LSU not bidding energy deal for now, will talk with Bernhard group

    A joint venture with ties to businessman Jim Bernhard and his Baton Rouge-based private equity firm, Bernhard Capital Partners, scored a major victory today when the LSU Board of Supervisors voted against the recommendation of its own staff and paid consultant. 

    Rather than launch a public bid process for a private partner to modernize and operate the aging energy system on the main campus, the board voted to begin negotiating a long-term contract for the potentially lucrative deal with two competing ventures that submitted proposals to LSU earlier this year outside of a formal procurement.

    The ventures, both of which have existing relationships with LSU and the state, are: Louisiana Energy Partners, which is owned, in part, by Bernhard Energy, a Bernhard Capital company, and Enwave Energy.

    LAEP has a long-term deal with the state to provide energy services at the Shaw Center for the Arts, which enables it to also provide energy services to other state office buildings and can be amended to include other state facilities. Enwave Energy provides energy services to the LSU Health Sciences Center in New Orleans.

    Today’s action was orchestrated by the LSU board’s properties and facilities committee, which killed a measure that would have set in motion a formal, two-step public procurement process designed to attract the best players in the industry.

    Instead, the committee approved a substitute motion, instructing LSU staff to begin negotiating directly with LAEP and Enwave and to bring two deals back to the board in 90 days. If, at that time, the board doesn’t feel either deal is good for LSU, then it will launch the procurement process.

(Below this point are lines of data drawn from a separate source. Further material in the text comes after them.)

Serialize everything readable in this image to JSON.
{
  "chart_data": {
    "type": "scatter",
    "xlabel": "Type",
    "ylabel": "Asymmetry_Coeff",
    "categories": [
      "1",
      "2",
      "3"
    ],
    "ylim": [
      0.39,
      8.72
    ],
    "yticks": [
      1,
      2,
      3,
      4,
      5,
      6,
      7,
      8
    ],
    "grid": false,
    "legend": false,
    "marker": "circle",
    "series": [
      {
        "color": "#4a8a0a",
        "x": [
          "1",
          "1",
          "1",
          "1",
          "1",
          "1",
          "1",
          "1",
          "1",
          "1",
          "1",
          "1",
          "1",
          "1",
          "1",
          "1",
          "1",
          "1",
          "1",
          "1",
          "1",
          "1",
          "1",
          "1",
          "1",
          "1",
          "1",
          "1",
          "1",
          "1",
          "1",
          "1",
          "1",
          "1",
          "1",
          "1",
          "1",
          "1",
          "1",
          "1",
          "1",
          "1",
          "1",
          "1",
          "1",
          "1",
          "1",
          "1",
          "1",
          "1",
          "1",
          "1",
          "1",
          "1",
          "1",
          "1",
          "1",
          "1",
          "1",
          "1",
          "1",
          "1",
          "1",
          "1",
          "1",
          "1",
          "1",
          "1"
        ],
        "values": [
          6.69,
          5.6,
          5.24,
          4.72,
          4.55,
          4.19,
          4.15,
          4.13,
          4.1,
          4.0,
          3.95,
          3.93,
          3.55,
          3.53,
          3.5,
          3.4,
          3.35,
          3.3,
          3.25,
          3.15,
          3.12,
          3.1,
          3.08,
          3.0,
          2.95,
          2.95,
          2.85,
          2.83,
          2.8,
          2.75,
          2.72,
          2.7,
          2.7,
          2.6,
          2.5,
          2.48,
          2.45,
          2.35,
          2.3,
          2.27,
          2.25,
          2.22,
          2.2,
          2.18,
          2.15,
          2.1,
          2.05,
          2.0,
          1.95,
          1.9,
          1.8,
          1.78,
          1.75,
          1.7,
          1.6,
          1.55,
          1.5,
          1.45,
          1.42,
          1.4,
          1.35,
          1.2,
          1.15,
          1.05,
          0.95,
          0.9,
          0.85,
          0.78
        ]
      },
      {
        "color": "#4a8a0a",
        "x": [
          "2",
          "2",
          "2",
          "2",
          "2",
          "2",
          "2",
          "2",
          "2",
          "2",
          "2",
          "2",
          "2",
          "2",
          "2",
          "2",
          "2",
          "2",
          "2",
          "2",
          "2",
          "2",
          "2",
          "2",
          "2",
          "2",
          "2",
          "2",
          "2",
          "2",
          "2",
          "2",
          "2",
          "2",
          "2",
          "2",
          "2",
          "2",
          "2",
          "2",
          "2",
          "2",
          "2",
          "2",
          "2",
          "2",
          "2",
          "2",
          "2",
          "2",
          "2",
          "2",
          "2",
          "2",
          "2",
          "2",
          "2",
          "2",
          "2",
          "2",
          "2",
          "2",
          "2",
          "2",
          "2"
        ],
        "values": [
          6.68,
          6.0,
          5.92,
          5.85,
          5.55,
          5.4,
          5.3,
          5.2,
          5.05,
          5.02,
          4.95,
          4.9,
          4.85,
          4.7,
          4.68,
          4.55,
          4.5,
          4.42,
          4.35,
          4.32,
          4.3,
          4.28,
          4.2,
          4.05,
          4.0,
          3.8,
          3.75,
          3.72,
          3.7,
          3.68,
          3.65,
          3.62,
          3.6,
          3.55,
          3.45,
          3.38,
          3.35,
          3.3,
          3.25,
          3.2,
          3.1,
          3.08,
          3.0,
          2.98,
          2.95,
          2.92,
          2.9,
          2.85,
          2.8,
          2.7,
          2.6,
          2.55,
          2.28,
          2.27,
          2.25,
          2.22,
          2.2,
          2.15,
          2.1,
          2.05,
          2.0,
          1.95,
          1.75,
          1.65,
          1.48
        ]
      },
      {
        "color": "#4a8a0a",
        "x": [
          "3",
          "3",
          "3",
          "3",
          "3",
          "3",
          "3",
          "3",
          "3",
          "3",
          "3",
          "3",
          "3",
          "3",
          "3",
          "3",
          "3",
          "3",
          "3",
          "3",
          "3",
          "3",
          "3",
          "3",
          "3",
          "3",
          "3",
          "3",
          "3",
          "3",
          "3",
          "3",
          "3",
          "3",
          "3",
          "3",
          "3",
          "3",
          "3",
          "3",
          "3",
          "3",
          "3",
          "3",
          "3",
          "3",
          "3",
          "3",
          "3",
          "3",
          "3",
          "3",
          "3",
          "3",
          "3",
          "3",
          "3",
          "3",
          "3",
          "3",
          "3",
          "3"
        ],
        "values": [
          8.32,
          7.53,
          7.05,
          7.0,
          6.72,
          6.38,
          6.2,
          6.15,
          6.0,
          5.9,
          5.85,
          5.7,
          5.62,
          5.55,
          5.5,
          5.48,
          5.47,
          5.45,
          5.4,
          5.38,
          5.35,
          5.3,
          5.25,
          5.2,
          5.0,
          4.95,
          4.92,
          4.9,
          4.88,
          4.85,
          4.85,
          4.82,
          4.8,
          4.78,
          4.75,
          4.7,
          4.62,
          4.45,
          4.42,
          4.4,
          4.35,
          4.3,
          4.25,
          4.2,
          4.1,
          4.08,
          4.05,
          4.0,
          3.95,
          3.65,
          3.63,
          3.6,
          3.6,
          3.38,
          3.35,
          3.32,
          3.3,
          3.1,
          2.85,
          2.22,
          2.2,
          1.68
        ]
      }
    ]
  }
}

    Only one committee member, Shreveport-area businessman Wayne Brown, opposed the substitute motion in favor of an open process. Later, the full board approved the committee action. Board members Jimmie Woods and Jay Blossman abstained from the vote because of conflicts of interest.

    Woods’ company, Metro Service Group, is a DBE that has served as a subcontractor to various Bernhard companies. Blossman is a paid board member of one of Bernhard’s companies.

    For more than a year, LSU has been studying how best to structure a public-private partnership to upgrade its outdated and inefficient energy system. But the prospective P3, which is expected to be worth tens of millions of dollars over many years has, not surprisingly, generated a lot of interest in industry circles and controversy in political ones.

    Bernhard is one of the most powerful Democratic businessmen in the state and is a supporter of Gov. John Bel Edwards, who appointed him to the LSU board earlier this summer.

    Bernhard stepped down just three weeks later because of potential conflicts of interest between companies he owns that do business with LSU.

    Edwards did not pressure board members to forego a procurement process in favor of giving LAEP an easier shot at getting the deal, his communications director says.

    “He talked to them and told them to do whatever they felt was best for LSU,” Shauna Sanford says.

    Prior to the vote, Baton Rouge board member Collis Temple said it was a difficult decision. Late Thursday, Temple said no one had pressured him to vote for going with LAEP over publicly bidding the deal but admitted he was torn.

    “I’m 50-50 on it, trying to evaluate and listen to all the sides,” he said at the time. “Jim’s entity has made a pretty strong pitch. It appears to have a lot of capacity. They’ve done a lot of due diligence.”